Last month’s announcement that Purpose Unlimited Inc. is buying Steadyhand Investment Management Ltd. and Steadyhand Investment Funds Inc. was more exception than rule so far this year.
Morrow said he’s seeing activity in the life and health insurance space that includes strategic consolidators, private equity shops and mid-market players. But the deals are modest. The $100-million-plus mega deals are “more tricky to get done in this environment, because you’ll have multiple stakeholders involved,” he said.
Compared to the first quarter of 2024, North American life and health insurance deal volume is down 27% in Q1 2025, according to BDO Canada.
Valuations are holding firm, between five- and six-and-a-half-times revenue. Measured as a multiple of earnings before interest, taxes, depreciation and amortization (EBITDA), practices are trading between 15 and 22 times.
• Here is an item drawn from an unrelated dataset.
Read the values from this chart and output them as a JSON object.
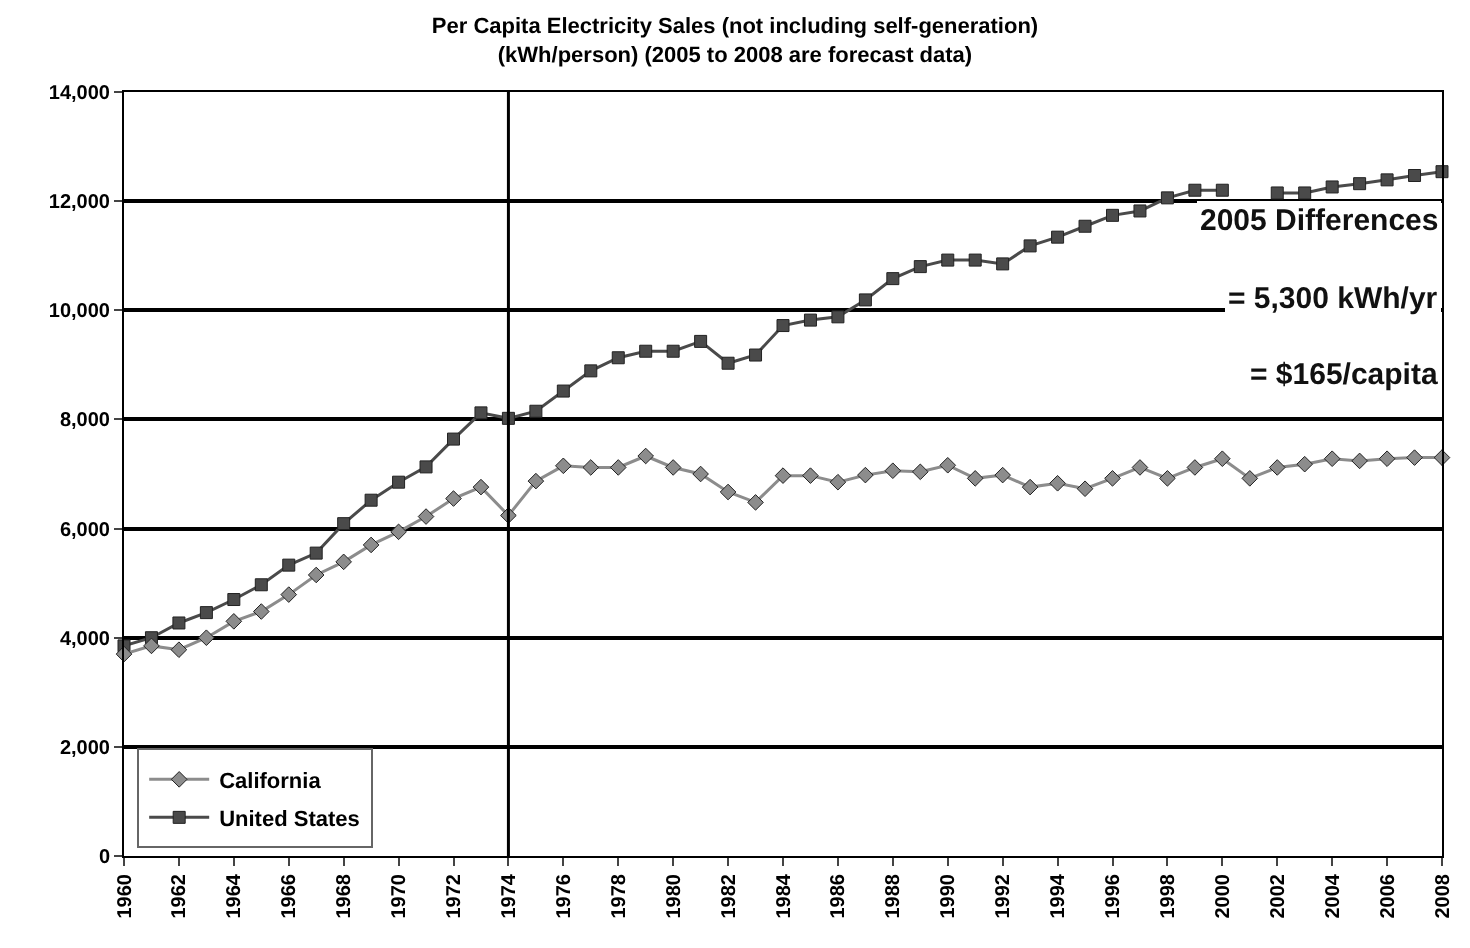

That’s “near record valuations,” Morrow said.
The appeal of that business is its recession-proof nature — the need for insurance doesn’t change in a downturn.
Firms that sell a lot of permanent insurance policies for estate planning purposes are seeing longer sales cycles, Joe Millott, principal and founder of Acquatio, a firm that provides M&A advice to advisors, said in an email response.
“These cases are often viewed as a somewhat discretionary spend and are being impacted by broader uncertainty — including recent tariff discussions,” he said. “While advisor pipelines remain strong, clients are slower to commit, delaying revenue recognition. This extended timeline may also help explain why fewer of these firms are coming to market right now.”
Wealth managers on hold
Wealth management is less attractive as a result of the capital market volatility triggered by Washington. That’s impacting asset levels and investment fees. Buyers with a long-term view continue to see value in Canada’s wealth management sector, but a lot of them are on the sideline for the time being.
BDO Canada reports that North American deal volume was flat in Q1 2025, relative to last year’s first quarter. Valuations are down a little in the wealth segment, but not dramatically.
“Valuations have compressed from the [zero interest rate policy]-era highs,” Millott said. “We saw peak multiples in the 15- to 17-times EBITDA range, but they’ve since settled closer to 10- to 15-times, reflecting the new interest rate environment.”
The irony in all of this is that the last couple of months have left more than a few advisors ready to throw in the towel. Morrow said it could be years before the market returns to a more even keel.
“Clients that we’ve been talking to for a number of years have told us they’re making a decision now to move forward with the sale process,” he said.
Others are on hold. “With markets still volatile, there’s a desire to let [assets-under-management] trends stabilize and paint a stronger growth story for potential buyers,” Millott said.
There’s been a sharp drop-off among international buyers so far this year, Morrow said. Demand among U.S. companies has held more firm.
“The exchange rate is certainly attractive for them to make investments in this part of the cycle,” he said. “I think they still have confidence in the market in Canada.”
This article has been updated to include year-over-year deal volume results.